We also find other traces of hidden and very specific dangers. While Kenya’s infrastructure is among the higher ranking in Africa, it is still comparatively underdeveloped and hinders annual growth with domestic capabilities unequal to the task at hand. As such, much is outsourced to international firms. But while this may seem a bonanza of opportunities with ‘only’ domestic corruption to worry about, once again the monsters lurk. China has taken an inordinate interest in building infrastructure across East Africa, as much for the political as the economic capital, and projects from the Standard Gauge Railway to the Nairobi Expressway bear their stamp. What this means in practice (aside from the concern about Beijing’s true motivations) is that if you are looking to get yourself in this area, you will face a state-level opposition even beyond the standard corruption – yet because the geopolitics of China are not always considered in relation to ‘African issues’, this is an iceberg which could be all too easily ignored.
Lastly, cultural factors that cannot be quantified or ‘pinned down’ remain crucial. For Kenya, this is harambee – mutual assistance, responsibility, community. It will never appear in any statistical analysis or act as an official consideration, but the idea of harambee permeates throughout all Kenyan society and tribes – making it, and what it represents, a key cultural factor in terms of securing long-term business and support.

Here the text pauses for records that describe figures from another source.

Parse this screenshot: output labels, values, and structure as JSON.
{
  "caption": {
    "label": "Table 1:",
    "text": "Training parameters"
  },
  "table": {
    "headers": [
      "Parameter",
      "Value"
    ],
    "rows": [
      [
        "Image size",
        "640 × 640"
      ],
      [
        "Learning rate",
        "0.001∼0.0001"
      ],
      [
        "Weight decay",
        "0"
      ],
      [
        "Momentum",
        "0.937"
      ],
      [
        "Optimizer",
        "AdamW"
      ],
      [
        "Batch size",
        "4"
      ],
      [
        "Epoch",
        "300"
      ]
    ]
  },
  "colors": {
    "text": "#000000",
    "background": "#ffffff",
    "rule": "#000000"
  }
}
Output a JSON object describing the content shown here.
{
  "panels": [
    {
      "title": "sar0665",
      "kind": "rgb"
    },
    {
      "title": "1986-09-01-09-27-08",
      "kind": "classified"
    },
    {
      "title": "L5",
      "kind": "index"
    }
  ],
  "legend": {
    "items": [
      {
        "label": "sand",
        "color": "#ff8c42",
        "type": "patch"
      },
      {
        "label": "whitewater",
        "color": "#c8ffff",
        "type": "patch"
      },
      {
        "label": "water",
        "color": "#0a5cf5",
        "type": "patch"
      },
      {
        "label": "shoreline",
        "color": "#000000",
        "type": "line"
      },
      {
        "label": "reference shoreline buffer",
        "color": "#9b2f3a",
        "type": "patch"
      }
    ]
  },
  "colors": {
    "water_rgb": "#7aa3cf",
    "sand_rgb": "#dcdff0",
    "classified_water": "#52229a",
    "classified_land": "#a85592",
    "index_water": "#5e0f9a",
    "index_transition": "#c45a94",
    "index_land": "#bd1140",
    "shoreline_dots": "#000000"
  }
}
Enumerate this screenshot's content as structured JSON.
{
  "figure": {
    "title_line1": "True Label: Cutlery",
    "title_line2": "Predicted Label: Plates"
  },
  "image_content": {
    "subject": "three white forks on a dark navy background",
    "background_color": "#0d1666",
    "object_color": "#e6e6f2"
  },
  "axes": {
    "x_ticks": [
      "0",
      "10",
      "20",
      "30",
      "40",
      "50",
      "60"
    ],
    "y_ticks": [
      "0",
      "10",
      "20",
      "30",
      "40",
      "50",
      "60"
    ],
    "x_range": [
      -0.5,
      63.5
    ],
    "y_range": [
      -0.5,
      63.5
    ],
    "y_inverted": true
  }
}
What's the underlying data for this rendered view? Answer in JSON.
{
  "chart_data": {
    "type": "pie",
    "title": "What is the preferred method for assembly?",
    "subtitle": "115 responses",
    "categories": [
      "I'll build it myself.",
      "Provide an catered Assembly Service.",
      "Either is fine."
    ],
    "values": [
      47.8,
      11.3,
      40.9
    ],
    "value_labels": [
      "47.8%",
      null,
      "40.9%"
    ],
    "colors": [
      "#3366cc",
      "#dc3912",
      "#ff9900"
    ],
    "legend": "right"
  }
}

It is plain then, that successful business in Kenya (and indeed anywhere) relies upon understanding much more than the actual corporate entity or a given trend – it must be predicated on a broad and deep understanding of the entire market, the players within it (both domestic and international) and of the cultural factors that silently serve to shape it. Only once such soundings are taken, can it be determined whether what lies under the water is friend or foe.